With the story cemented into a position of widespread acceptance, the next step was to seek a political solution to this problem of “other” people coming over here and nicking our jobs and Nigel Farage’s moment had come. The solution was Brexit and here’s a beer-drinking man of the people to lead us back to prosperity. There is a massive flaw in that our economy has not been crippled by Eastern Europeans and this is actually going to put us in an increasingly precarious position, but the story’s too good - it’s simple and the more the argument is simplified, the greater the appeal. There are many reasons people voted for Brexit and many are legitimate - for instance, the disintegration of former colonial powers, but it seems fairly clear that if you’re partial to a bit of racism, the ‘Leave’ vote is going to be more appealing to you and the language and imagery used legitimised racism in a new and toxic way in Britain. Race-hate crime had been at a steady level of 40,000 crimes per year, but in the run-up to the Brexit vote and shortly after, numbers rose to around 70,000. If you voted to Leave, this doesn’t in any way mean that you represent this attitude, but it’s no random statistic that racism rose at a time when the “other” was depicted as a danger. If you take the deeply flawed narrative to heart, your violence makes you a hero within this horrible, horrible fictional story.
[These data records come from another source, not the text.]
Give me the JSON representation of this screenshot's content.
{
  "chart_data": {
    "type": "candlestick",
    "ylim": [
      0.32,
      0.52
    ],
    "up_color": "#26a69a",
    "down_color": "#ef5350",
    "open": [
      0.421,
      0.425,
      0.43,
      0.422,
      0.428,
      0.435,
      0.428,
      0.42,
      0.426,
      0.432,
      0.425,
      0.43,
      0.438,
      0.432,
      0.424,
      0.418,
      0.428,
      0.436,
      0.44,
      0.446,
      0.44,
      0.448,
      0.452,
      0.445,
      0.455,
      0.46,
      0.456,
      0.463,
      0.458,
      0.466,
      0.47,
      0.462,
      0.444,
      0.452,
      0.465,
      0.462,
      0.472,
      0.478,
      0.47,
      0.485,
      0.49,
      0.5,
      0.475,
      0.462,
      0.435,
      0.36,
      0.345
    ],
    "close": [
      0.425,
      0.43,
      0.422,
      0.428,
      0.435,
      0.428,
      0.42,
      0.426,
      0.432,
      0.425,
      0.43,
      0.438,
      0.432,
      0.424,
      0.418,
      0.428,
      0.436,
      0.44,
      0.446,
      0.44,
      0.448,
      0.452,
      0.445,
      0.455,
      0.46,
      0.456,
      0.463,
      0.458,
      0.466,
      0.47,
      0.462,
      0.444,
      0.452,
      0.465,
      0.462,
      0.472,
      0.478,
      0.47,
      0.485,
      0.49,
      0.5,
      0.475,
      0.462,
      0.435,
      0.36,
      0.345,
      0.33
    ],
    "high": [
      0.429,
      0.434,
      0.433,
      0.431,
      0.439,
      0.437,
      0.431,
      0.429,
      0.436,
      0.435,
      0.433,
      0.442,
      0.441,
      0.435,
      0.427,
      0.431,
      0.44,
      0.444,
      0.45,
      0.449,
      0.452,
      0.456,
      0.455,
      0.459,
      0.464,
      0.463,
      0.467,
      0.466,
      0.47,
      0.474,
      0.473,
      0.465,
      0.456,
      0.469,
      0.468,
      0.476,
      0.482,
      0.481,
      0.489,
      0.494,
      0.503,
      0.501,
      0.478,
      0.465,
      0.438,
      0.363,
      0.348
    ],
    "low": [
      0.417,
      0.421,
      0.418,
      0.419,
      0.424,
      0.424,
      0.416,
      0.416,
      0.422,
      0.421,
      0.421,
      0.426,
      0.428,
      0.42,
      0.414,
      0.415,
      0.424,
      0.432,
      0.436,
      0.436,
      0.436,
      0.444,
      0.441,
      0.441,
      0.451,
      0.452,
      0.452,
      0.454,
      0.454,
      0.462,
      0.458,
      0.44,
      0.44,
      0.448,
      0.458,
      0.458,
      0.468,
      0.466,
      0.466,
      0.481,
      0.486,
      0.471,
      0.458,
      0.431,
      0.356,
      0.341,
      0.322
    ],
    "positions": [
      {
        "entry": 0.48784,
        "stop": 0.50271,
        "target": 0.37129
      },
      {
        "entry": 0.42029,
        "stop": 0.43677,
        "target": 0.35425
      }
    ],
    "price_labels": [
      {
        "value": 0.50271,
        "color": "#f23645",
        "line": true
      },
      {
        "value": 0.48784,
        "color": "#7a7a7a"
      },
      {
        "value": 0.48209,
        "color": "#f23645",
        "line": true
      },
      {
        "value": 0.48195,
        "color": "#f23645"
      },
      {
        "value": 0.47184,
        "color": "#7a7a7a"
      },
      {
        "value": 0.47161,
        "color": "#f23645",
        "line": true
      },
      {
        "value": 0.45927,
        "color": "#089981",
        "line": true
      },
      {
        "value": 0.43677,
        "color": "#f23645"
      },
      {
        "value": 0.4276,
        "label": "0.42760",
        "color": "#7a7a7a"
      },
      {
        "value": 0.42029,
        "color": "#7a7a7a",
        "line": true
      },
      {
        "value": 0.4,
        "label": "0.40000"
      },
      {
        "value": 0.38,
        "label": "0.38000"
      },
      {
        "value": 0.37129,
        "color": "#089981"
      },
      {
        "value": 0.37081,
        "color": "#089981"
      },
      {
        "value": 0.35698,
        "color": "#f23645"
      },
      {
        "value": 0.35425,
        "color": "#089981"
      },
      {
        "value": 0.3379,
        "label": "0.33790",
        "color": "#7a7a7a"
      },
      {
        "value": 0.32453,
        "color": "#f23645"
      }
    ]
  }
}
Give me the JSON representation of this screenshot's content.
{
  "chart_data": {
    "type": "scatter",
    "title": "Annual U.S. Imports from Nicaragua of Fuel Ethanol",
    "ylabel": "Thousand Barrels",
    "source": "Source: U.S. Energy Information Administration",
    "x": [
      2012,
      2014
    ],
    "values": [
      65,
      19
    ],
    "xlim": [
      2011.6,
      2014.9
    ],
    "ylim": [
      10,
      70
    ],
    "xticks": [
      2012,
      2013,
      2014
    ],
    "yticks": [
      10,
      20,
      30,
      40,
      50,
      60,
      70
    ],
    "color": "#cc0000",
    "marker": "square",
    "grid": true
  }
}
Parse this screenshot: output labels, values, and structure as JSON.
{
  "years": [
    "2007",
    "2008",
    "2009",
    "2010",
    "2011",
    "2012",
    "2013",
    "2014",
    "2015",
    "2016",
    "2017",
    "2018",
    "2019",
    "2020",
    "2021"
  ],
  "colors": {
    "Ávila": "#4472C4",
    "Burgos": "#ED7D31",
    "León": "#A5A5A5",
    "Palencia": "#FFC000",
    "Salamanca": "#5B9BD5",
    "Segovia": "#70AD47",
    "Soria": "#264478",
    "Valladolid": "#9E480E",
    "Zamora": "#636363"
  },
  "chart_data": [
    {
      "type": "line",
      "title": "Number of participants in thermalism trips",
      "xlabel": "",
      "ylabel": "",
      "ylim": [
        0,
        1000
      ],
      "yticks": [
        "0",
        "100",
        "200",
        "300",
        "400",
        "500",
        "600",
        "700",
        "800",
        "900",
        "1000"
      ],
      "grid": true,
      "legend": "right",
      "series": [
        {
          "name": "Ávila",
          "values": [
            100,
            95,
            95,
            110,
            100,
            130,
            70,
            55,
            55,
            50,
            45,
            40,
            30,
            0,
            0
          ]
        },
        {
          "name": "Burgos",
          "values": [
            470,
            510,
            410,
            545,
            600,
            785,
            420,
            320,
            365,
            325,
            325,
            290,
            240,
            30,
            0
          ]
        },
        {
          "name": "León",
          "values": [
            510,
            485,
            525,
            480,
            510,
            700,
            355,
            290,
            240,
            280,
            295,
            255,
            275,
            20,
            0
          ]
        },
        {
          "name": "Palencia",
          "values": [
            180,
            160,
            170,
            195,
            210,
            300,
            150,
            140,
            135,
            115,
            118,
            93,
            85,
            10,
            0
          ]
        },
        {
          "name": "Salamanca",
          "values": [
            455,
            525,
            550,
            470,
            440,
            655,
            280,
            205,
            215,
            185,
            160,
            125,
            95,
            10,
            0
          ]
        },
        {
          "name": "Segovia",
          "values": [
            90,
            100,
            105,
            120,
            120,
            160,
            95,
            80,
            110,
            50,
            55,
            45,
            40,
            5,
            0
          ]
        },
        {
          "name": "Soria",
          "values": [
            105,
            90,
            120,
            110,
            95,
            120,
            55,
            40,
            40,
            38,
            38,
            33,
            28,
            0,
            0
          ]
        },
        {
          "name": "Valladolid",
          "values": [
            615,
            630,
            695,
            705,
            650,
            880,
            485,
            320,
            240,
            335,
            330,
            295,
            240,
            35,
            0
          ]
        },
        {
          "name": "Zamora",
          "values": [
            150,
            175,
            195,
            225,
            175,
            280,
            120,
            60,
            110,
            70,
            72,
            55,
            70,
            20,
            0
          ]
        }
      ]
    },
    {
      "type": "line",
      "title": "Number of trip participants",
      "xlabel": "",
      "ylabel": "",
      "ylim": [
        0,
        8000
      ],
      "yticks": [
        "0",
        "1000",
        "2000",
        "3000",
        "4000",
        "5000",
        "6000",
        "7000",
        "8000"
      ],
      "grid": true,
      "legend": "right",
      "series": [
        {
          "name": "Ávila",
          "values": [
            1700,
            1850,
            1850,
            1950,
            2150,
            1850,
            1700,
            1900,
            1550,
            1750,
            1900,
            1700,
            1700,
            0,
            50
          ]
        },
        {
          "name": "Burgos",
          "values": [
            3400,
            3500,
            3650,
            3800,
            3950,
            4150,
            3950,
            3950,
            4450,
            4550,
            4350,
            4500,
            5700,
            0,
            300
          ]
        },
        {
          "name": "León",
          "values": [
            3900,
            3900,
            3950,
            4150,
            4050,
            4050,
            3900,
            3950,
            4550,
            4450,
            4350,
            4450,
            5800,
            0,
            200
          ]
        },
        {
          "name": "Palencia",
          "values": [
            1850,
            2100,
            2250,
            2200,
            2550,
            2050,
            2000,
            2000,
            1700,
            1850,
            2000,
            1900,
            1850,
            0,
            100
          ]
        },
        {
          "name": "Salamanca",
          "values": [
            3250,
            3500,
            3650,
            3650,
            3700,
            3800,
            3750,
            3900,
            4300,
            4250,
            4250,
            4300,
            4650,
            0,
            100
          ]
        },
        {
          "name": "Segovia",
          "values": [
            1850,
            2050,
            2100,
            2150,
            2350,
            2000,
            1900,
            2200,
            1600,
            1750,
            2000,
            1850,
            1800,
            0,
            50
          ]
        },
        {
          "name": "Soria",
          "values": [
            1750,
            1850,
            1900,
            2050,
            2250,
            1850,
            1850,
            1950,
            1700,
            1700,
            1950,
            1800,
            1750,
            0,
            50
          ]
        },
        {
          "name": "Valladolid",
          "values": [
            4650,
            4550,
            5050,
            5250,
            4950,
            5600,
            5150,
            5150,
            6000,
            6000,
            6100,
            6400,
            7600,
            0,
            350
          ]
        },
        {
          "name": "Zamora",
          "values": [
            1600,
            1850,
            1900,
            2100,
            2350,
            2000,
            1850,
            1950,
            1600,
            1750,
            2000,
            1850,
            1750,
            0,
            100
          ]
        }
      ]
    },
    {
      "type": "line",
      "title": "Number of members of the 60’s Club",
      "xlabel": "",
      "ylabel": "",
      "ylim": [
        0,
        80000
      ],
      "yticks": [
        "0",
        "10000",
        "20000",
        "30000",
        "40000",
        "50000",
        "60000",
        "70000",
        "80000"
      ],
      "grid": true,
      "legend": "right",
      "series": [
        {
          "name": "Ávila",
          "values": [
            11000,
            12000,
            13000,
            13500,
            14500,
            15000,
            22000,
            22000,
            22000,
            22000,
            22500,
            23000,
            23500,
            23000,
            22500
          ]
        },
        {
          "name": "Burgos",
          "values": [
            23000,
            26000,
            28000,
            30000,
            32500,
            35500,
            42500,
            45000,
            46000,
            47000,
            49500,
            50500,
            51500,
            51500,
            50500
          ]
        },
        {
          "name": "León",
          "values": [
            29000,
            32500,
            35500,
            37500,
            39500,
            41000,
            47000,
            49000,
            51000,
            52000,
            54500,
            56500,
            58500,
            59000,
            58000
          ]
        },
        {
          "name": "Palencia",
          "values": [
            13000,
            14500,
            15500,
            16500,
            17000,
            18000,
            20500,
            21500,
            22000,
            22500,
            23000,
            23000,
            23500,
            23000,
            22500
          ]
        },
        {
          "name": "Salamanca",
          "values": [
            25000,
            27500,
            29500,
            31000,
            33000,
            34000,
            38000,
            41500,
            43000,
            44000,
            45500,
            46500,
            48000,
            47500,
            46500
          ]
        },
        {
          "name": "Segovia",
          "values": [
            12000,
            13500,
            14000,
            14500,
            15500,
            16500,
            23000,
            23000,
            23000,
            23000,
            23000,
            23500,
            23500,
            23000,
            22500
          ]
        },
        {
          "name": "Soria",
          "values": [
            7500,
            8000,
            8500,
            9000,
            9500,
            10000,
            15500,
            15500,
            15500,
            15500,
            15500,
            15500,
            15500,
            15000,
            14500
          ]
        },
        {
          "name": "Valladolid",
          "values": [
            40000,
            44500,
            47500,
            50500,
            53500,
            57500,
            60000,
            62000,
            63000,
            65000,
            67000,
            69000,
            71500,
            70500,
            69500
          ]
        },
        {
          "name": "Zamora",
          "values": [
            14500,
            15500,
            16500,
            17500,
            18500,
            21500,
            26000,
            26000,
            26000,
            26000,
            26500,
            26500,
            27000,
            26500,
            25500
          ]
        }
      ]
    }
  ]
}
So, where next? Brexit has approached like a slug on the horizon and meanwhile, the people who don’t tick the simple ‘White British’ on a form have endured the toxicity and injustice that is not just twelve years old, but reaches way back to slavery, oppression, violence, abuse and injustice. They have their own narrative and the elements of Brexit that have given fresh energy to racism have trampled all over that pain once again. There’s a volcano of frustration ready to erupt, but it simmers and simmers, waiting for the right moment. George Floyd’s death was that moment and of course, the frustration is far bigger than Brexit, but this story that we’ve been sold where people that are not like us are to blame is huge in how it has shaped our culture. I don’t blame Colin in any way for believing the story he has been told, but it’s time now to recognise what’s happened here: how the financial crash led many to face lives of hardship, but that it is simplistic and dangerous to point the finger at the “others,” that the believing of the mythical story has led us to build barriers between races and that we can start to knock those barriers down by recognising that black lives matter and they have to start to matter in practical, meaningful and genuine ways.